Hi Leute,
plane gerade meine Sachen für die Steuererklärung 2026 und frage mich, ob die Steuerreports aus den ganzen Tracking-Apps eigentlich ausreichend sind fürs Finanzamt. Nutze derzeit Parqet für mein normales Depot und bin ziemlich zufrieden mit den Auswertungen.
Jetzt mit dem Altersvorsorgedepot ab 2027 wird's ja nochmal komplizierter - verschiedene Töpfe, steuerfreie Erträge, eventuell auch noch private Rentenversicherungen dazu. Kann ich mich da auf die automatischen Reports verlassen oder sollte ich lieber alles nochmal manuell durchrechnen?
Hab gehört dass manche Apps noch Probleme mit der deutschen Steuerlogik haben, besonders bei Teilfreistellungen und so.

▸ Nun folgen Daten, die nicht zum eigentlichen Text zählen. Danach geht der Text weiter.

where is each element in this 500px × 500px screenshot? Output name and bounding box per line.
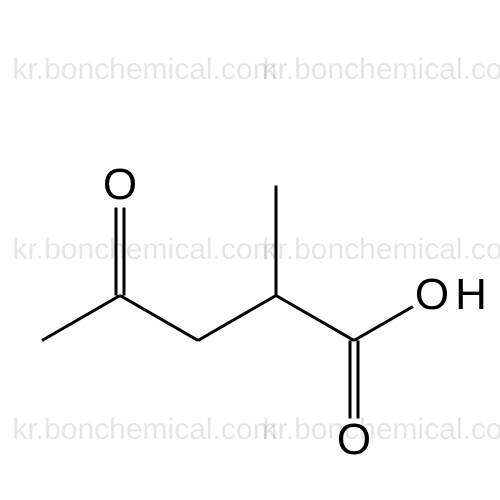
bond-line	[275, 185, 278, 295]
molecule-diagram: OOOHkr.bonchemical.comkr.bonchemical.com…	[0, 0, 500, 500]
watermark-text: kr.bonchemical.com	[262, 53, 500, 87]
bond-line	[197, 294, 276, 342]
bond-line	[123, 207, 126, 295]
bond-line	[115, 207, 118, 295]
bond-line	[349, 340, 352, 418]
bond-line	[41, 294, 120, 342]
bond-line	[357, 340, 360, 418]
bond-line	[119, 294, 198, 342]
watermark-text: kr.bonchemical.com	[12, 53, 277, 87]
watermark-text: kr.bonchemical.com	[262, 413, 500, 447]
atom-label-O5h: O	[415, 270, 449, 320]
bond-line	[275, 294, 354, 342]
watermark-text: kr.bonchemical.com	[12, 233, 277, 267]
bond-line	[353, 305, 413, 342]
atom-label-O2: O	[103, 160, 137, 210]
atom-label-O5d: O	[337, 415, 371, 465]
watermark-text: kr.bonchemical.com	[12, 413, 277, 447]
watermark-text: kr.bonchemical.com	[262, 233, 500, 267]
atom-label-H: H	[455, 270, 487, 320]
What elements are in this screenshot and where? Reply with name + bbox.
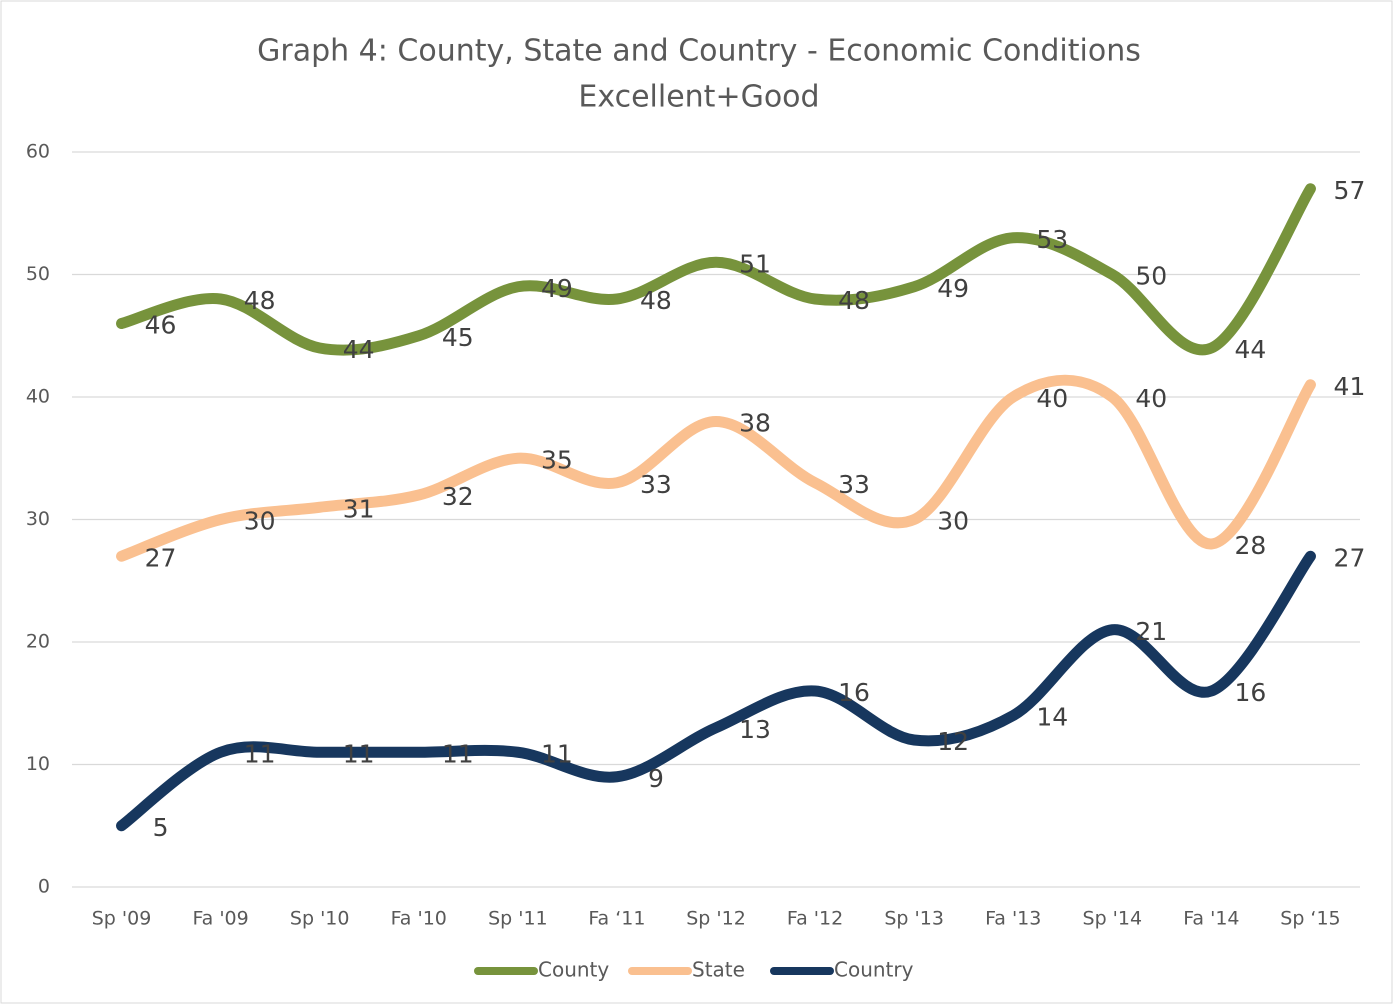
chart-subtitle: Excellent+Good [578, 80, 819, 115]
x-tick-label: Fa '12 [787, 908, 843, 930]
data-label: 31 [343, 494, 375, 523]
data-label: 9 [648, 764, 664, 793]
y-tick-label: 30 [26, 508, 50, 530]
data-label: 16 [1234, 678, 1266, 707]
data-label: 33 [640, 470, 672, 499]
data-label: 30 [937, 507, 969, 536]
data-label: 28 [1234, 531, 1266, 560]
data-label: 48 [838, 286, 870, 315]
data-label: 11 [343, 739, 375, 768]
series-line [116, 374, 1316, 562]
data-label: 35 [541, 445, 573, 474]
data-label: 33 [838, 470, 870, 499]
data-label: 21 [1135, 617, 1167, 646]
data-label: 12 [937, 727, 969, 756]
data-label: 44 [343, 335, 375, 364]
data-label: 57 [1334, 176, 1366, 205]
data-label: 11 [541, 739, 573, 768]
data-label: 38 [739, 409, 771, 438]
y-tick-label: 50 [26, 263, 50, 285]
chart-title: Graph 4: County, State and Country - Eco… [257, 34, 1141, 69]
series-line [116, 550, 1316, 832]
y-tick-label: 0 [38, 876, 50, 898]
legend-label: Country [834, 958, 914, 982]
y-tick-label: 20 [26, 631, 50, 653]
data-label: 44 [1234, 335, 1266, 364]
data-label: 14 [1036, 703, 1068, 732]
x-tick-label: Sp '13 [884, 908, 944, 930]
x-tick-label: Sp '11 [488, 908, 548, 930]
data-label: 45 [442, 323, 474, 352]
x-tick-label: Fa '09 [192, 908, 248, 930]
x-tick-label: Sp '10 [290, 908, 350, 930]
x-tick-label: Fa '14 [1183, 908, 1239, 930]
data-label: 53 [1036, 225, 1068, 254]
data-label: 30 [244, 507, 276, 536]
x-tick-label: Sp ‘15 [1280, 908, 1340, 930]
data-label: 32 [442, 482, 474, 511]
x-tick-label: Fa ‘11 [588, 908, 645, 930]
x-tick-label: Fa '10 [391, 908, 447, 930]
data-label: 40 [1135, 384, 1167, 413]
data-label: 5 [153, 813, 169, 842]
data-label: 41 [1334, 372, 1366, 401]
legend-label: County [538, 958, 609, 982]
x-tick-label: Sp '14 [1083, 908, 1143, 930]
data-label: 27 [145, 543, 177, 572]
data-label: 50 [1135, 262, 1167, 291]
data-label: 51 [739, 249, 771, 278]
legend-label: State [692, 958, 745, 982]
data-label: 11 [442, 739, 474, 768]
data-label: 49 [541, 274, 573, 303]
data-label: 13 [739, 715, 771, 744]
x-tick-label: Fa '13 [985, 908, 1041, 930]
y-tick-label: 60 [26, 141, 50, 163]
x-tick-label: Sp '12 [686, 908, 746, 930]
series-line [116, 183, 1316, 356]
data-label: 49 [937, 274, 969, 303]
data-label: 16 [838, 678, 870, 707]
y-tick-label: 10 [26, 753, 50, 775]
data-label: 48 [244, 286, 276, 315]
x-tick-label: Sp '09 [92, 908, 152, 930]
y-tick-label: 40 [26, 386, 50, 408]
data-label: 48 [640, 286, 672, 315]
data-label: 27 [1334, 543, 1366, 572]
data-label: 40 [1036, 384, 1068, 413]
data-label: 46 [145, 311, 177, 340]
data-label: 11 [244, 739, 276, 768]
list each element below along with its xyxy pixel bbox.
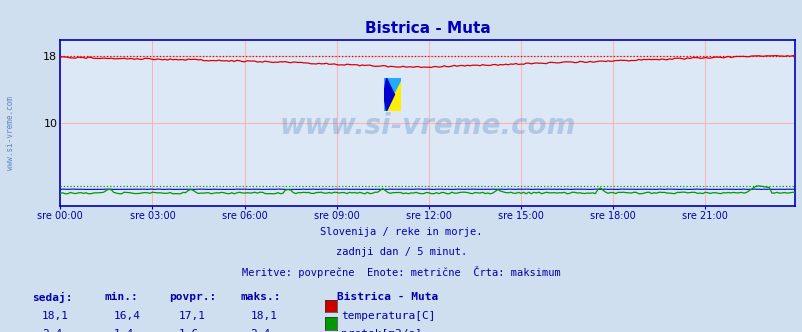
Text: sedaj:: sedaj: xyxy=(32,292,72,303)
Polygon shape xyxy=(383,78,394,111)
Text: temperatura[C]: temperatura[C] xyxy=(341,311,435,321)
Text: povpr.:: povpr.: xyxy=(168,292,216,302)
Text: 16,4: 16,4 xyxy=(114,311,141,321)
Text: www.si-vreme.com: www.si-vreme.com xyxy=(279,112,575,140)
Polygon shape xyxy=(383,78,401,111)
Text: min.:: min.: xyxy=(104,292,138,302)
Text: maks.:: maks.: xyxy=(241,292,281,302)
Text: 18,1: 18,1 xyxy=(42,311,69,321)
Text: zadnji dan / 5 minut.: zadnji dan / 5 minut. xyxy=(335,247,467,257)
Text: Bistrica - Muta: Bistrica - Muta xyxy=(337,292,438,302)
Text: 2,4: 2,4 xyxy=(250,329,270,332)
Polygon shape xyxy=(383,78,401,111)
Text: Slovenija / reke in morje.: Slovenija / reke in morje. xyxy=(320,227,482,237)
Text: 2,4: 2,4 xyxy=(42,329,62,332)
Text: 17,1: 17,1 xyxy=(178,311,205,321)
Text: 1,6: 1,6 xyxy=(178,329,198,332)
Text: 18,1: 18,1 xyxy=(250,311,277,321)
Text: 1,4: 1,4 xyxy=(114,329,134,332)
Text: Meritve: povprečne  Enote: metrične  Črta: maksimum: Meritve: povprečne Enote: metrične Črta:… xyxy=(242,266,560,278)
Title: Bistrica - Muta: Bistrica - Muta xyxy=(364,21,490,36)
Text: www.si-vreme.com: www.si-vreme.com xyxy=(6,96,15,170)
Text: pretok[m3/s]: pretok[m3/s] xyxy=(341,329,422,332)
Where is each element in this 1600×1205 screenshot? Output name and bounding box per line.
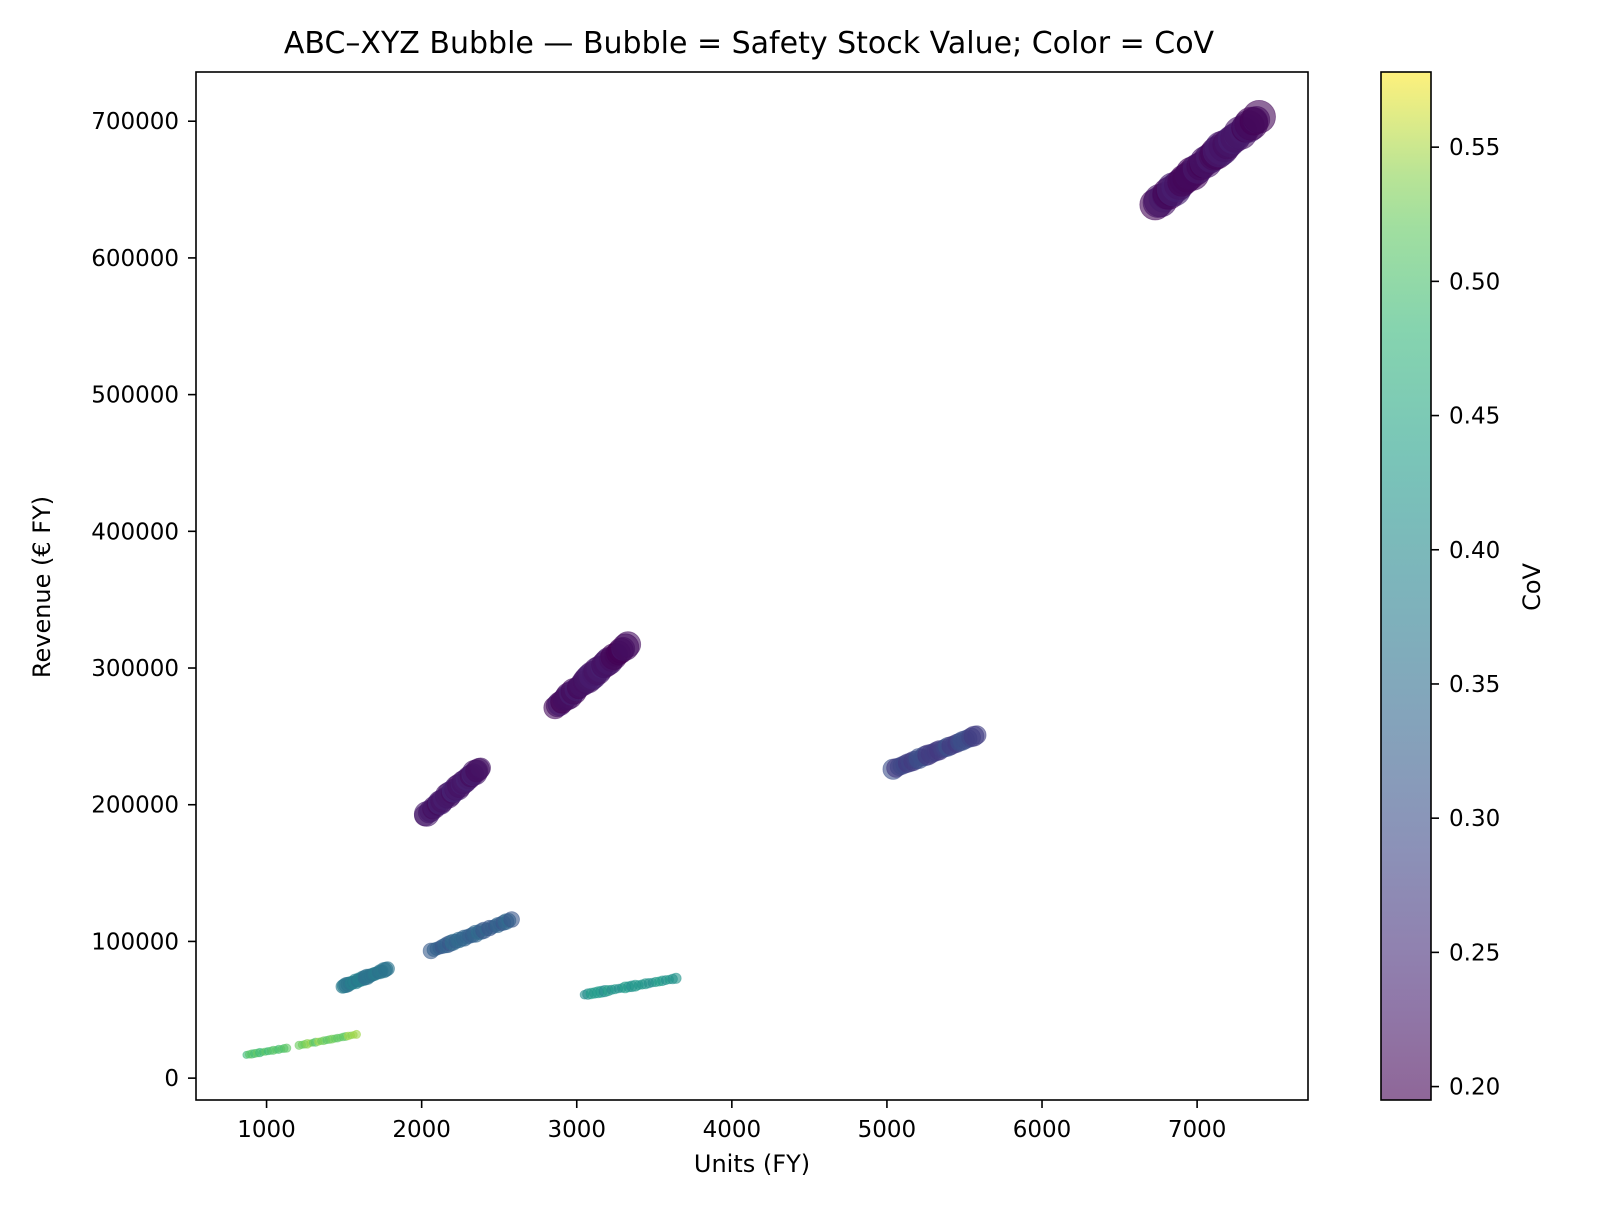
y-axis: 0 100000 200000 300000 400000 500000 600000 700… <box>91 109 196 1092</box>
plot-frame <box>195 71 1309 1101</box>
colorbar-tick-label: 0.30 <box>1449 806 1500 832</box>
x-tick-label: 7000 <box>1168 1117 1227 1143</box>
x-tick-label: 3000 <box>547 1117 606 1143</box>
x-tick-label: 2000 <box>392 1117 451 1143</box>
chart-title: ABC–XYZ Bubble — Bubble = Safety Stock V… <box>284 26 1215 61</box>
x-axis: 1000 2000 3000 4000 5000 6000 7000 <box>237 1100 1226 1143</box>
colorbar-label: CoV <box>1518 562 1546 610</box>
y-tick-label: 400000 <box>91 519 179 545</box>
colorbar-tick-label: 0.55 <box>1449 135 1500 161</box>
y-tick-label: 300000 <box>91 656 179 682</box>
colorbar <box>1381 72 1431 1100</box>
bubble-point <box>1242 100 1276 134</box>
x-tick-label: 5000 <box>858 1117 917 1143</box>
y-tick-label: 600000 <box>91 246 179 272</box>
bubble-point <box>351 1029 361 1039</box>
colorbar-frame <box>1380 71 1432 1101</box>
y-tick-label: 700000 <box>91 109 179 135</box>
colorbar-tick-label: 0.45 <box>1449 404 1500 430</box>
plot-background <box>196 72 1308 1100</box>
bubble-point <box>967 725 987 745</box>
bubble-point <box>282 1043 292 1053</box>
x-tick-label: 4000 <box>703 1117 762 1143</box>
bubble-point <box>470 757 492 779</box>
colorbar-tick-label: 0.25 <box>1449 940 1500 966</box>
y-axis-label: Revenue (€ FY) <box>28 496 56 678</box>
y-tick-label: 500000 <box>91 383 179 409</box>
colorbar-tick-label: 0.50 <box>1449 269 1500 295</box>
y-tick-label: 0 <box>164 1066 179 1092</box>
colorbar-tick-label: 0.40 <box>1449 538 1500 564</box>
bubble-point <box>670 972 682 984</box>
x-tick-label: 1000 <box>237 1117 296 1143</box>
bubble-point <box>503 911 520 928</box>
colorbar-tick-label: 0.20 <box>1449 1075 1500 1101</box>
colorbar-tick-label: 0.35 <box>1449 672 1500 698</box>
bubble-series <box>242 100 1276 1059</box>
y-tick-label: 200000 <box>91 793 179 819</box>
x-tick-label: 6000 <box>1013 1117 1072 1143</box>
bubble-point <box>380 961 395 977</box>
y-tick-label: 100000 <box>91 929 179 955</box>
colorbar-axis: 0.20 0.25 0.30 0.35 0.40 0.45 0.50 0.55 <box>1431 135 1500 1101</box>
bubble-point <box>614 631 642 658</box>
x-axis-label: Units (FY) <box>694 1150 810 1178</box>
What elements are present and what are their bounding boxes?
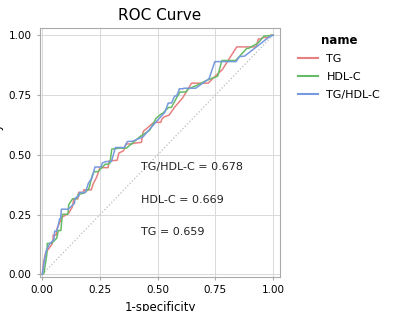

Will ungern Ärger mit dem Finanzamt riskieren, aber auch nicht den ganzen Sommer mit Exceltabellen verbringen 😅
Welche Erfahrungen habt ihr gemacht? Nutzt ihr die App-Reports direkt oder macht ihr nochmal ne Plausibilitätsprüfung? Und wie seht ihr das für die neuen Altersvorsorgeprodukte - werden die Apps da überhaupt mithalten können?
Ich arbeite beruflich im Steuerbereich und kann nur davor warnen, sich komplett auf diese Reports zu verlassen. Die meisten Apps haben noch erhebliche Schwächen bei der deutschen Steuerlogik.
Besonders problematisch sind Teilfreistellungen bei ETFs, Verlustverrechnung zwischen verschiedenen Jahren und die korrekte Behandlung von Altbeständen vor 2009. Hab schon mehrere Fälle gesehen wo das Finanzamt nachgefragt hat.
Meine Empfehlung: Apps als Hilfe nutzen, aber die wichtigen Zahlen immer nochmal gegen die Broker-Bescheinigungen prüfen. Wie ich schon mal geschrieben hab, sind saubere Unterlagen bei größeren Beträgen besonders wichtig.
Bei mir hat Portfolio Performance dieses Jahr tatsächlich perfekt gepasst, hab alles nochmal mit den Steuerbescheinigungen abgeglichen. Aber klar, bei nem größeren Depot würd ich auch vorsichtiger sein.
Für 2027 sehe ich das Problem eher darin dass die ganzen neuen Regelungen noch gar nicht programmiert sind. Da wirds sicher erstmal chaotisch bis die Apps nachziehen.
Gute Frage! Ich würde persönlich nie blind auf die App-Reports vertrauen. Hab letztes Jahr bei Portfolio Performance mal nachgerechnet und da waren kleinere Abweichungen drin, nichts Dramatisches, aber trotzdem.
Für die Steuererklärung nehm ich die App-Auswertungen als Grundlage, rechne aber trotzdem nochmal die wichtigsten Positionen nach. Dauert vielleicht ne halbe Stunde mehr, aber dafür schlaf ich ruhiger.
Bei den neuen Altersvorsorgedepots wird's sicher noch komplizierter. Die ganzen Steuerbefreiungen und Sonderregelungen sind ja noch nicht mal richtig definiert. Da würd ich erstmal abwarten wie sich die Software-Landschaft entwickelt.